Adding a big block never devalues a car (at least not to most people). The 348 was the only W engine to get the three two barrels often seen on top of these motors. The high horse 409 had twin four barrels to get enough cfm to meet demand.
By the way the only give away before 1962 as to whether you have a 348 or a 409 was which side of the motor the oil dip stick stuck up from the oil pan. After 192 the 409 had a big "X" cast into the front of the block because a lot of 348 motors where put in place of a 409 raced blown up and replaced under warranty with a true 409. A lot of the 409's I bought in my youth where made into a 409 by replacing the 348 oil pan with a $27 (1963 prices) 409 oil pan and a $0.90 cent decal.
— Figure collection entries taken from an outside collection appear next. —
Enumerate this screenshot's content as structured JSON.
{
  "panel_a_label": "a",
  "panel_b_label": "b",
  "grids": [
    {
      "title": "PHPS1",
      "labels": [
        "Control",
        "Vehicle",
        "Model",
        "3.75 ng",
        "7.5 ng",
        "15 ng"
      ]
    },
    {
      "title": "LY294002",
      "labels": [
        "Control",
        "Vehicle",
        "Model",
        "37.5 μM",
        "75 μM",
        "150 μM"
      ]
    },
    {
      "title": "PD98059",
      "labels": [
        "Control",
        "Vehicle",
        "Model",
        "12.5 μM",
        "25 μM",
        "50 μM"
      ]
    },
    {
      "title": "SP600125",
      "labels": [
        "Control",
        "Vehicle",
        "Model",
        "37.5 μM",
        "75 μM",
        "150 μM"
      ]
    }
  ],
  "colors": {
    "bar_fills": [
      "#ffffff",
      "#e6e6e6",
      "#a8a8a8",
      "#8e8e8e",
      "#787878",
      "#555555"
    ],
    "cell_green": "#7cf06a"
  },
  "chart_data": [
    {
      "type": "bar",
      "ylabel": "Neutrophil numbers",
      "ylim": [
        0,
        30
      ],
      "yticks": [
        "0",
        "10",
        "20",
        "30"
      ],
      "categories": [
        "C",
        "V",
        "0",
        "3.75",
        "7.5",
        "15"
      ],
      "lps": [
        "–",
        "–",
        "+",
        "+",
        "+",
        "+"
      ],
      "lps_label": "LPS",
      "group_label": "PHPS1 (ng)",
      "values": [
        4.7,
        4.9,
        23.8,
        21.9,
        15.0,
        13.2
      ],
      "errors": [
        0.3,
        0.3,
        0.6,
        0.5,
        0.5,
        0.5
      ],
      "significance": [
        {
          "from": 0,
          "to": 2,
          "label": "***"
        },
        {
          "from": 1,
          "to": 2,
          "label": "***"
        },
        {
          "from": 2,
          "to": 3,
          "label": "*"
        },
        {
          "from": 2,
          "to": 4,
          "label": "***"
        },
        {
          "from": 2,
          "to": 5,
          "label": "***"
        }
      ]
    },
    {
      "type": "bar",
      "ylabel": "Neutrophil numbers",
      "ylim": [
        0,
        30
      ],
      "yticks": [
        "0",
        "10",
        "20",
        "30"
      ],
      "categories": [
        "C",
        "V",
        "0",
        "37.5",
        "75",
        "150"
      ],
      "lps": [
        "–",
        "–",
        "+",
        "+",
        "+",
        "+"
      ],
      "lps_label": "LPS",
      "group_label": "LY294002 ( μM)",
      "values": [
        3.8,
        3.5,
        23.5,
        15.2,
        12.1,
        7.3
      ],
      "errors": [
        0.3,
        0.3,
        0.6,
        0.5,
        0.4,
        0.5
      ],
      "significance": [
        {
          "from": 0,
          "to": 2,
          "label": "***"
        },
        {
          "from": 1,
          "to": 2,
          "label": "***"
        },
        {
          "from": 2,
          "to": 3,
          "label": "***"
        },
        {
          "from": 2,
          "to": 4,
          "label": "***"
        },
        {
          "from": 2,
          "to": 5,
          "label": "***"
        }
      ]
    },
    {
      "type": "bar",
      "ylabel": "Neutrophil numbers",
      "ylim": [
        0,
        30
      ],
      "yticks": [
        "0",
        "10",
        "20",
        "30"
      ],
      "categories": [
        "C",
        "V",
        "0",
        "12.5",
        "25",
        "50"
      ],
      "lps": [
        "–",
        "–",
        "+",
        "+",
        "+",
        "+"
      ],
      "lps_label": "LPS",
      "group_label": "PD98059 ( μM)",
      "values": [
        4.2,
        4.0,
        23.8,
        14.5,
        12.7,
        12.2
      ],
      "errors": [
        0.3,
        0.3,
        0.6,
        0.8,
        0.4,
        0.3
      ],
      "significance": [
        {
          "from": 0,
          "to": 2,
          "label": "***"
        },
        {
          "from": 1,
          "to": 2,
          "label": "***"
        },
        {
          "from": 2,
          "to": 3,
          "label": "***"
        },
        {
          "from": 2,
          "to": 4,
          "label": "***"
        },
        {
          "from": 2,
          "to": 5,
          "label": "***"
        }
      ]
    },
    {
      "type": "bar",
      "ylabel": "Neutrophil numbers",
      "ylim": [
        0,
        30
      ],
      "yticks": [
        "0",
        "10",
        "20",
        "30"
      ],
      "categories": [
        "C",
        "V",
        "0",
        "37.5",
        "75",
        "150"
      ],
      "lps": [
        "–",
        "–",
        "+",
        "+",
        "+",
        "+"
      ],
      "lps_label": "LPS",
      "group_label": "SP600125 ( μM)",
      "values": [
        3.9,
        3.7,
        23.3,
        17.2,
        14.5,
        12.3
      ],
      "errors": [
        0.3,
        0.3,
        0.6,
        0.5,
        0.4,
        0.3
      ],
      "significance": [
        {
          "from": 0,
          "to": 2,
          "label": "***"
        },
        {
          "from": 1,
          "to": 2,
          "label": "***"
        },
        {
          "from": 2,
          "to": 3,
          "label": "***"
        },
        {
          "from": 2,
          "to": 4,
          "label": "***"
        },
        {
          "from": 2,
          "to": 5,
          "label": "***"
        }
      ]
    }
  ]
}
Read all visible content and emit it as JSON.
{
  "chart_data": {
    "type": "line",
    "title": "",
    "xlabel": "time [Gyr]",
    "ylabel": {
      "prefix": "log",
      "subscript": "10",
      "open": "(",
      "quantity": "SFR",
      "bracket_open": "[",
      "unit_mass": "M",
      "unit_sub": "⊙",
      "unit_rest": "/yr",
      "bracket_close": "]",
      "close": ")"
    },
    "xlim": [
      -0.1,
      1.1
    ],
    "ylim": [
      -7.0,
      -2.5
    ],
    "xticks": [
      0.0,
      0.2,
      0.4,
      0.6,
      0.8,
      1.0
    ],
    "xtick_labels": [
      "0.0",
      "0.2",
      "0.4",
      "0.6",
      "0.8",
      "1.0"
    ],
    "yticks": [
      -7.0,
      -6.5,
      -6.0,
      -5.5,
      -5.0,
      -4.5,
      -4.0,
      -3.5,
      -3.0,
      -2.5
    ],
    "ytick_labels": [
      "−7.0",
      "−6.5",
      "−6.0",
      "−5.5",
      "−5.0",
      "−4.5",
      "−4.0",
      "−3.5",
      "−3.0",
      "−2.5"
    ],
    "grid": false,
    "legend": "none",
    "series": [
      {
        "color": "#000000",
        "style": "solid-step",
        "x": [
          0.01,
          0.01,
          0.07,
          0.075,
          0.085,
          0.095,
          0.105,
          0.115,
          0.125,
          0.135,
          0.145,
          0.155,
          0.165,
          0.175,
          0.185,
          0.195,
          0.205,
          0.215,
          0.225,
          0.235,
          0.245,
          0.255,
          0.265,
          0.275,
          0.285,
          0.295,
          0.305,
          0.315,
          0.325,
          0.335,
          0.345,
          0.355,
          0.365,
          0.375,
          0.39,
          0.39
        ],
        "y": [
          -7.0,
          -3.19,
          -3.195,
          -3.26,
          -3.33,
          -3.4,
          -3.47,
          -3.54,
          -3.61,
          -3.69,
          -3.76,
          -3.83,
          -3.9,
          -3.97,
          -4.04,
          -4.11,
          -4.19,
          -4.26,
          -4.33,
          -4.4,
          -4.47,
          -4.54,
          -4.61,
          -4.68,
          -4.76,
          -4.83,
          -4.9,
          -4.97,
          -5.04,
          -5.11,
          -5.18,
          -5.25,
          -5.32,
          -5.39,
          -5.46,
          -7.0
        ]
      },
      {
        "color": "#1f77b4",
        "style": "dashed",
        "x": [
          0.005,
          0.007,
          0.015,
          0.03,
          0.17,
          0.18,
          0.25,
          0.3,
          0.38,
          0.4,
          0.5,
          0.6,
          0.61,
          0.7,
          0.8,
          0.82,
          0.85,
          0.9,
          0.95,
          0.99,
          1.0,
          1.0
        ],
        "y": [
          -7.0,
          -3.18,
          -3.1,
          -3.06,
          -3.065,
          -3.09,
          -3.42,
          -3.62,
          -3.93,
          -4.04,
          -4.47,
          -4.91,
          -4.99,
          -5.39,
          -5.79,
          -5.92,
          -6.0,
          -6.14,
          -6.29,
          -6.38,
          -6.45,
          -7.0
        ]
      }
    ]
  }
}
Most claimed 409 even if it was a 348, so I assume since yours claims to be the shorter stroke higher reving 348 I would tend to believe it.
The 348 has the same length stroke as the 327, and it shares the bore size with a BBC 396 and the SBC 400. The good thing about a W motor is that it was an eraly version of the Mark IV BBC so a396 turned down will become a stroker crank in your 348 block. You can also add a 454's 400 inch stroke crank in this engine for even more displacement (427 cubes); but once again you need to turn the crank undersized to fit in the smaller journal block. This saves money because bad 396 crank or bad 454 cranks that can not be turned 20 under (and are therefore just boat anchors) can be used in your block as a new standard crank. since you are going to be carving off nearly a three tenths of an inch (that's right the 348 crank was over a quarter inch smaller than the newer 396 454 crank journal size).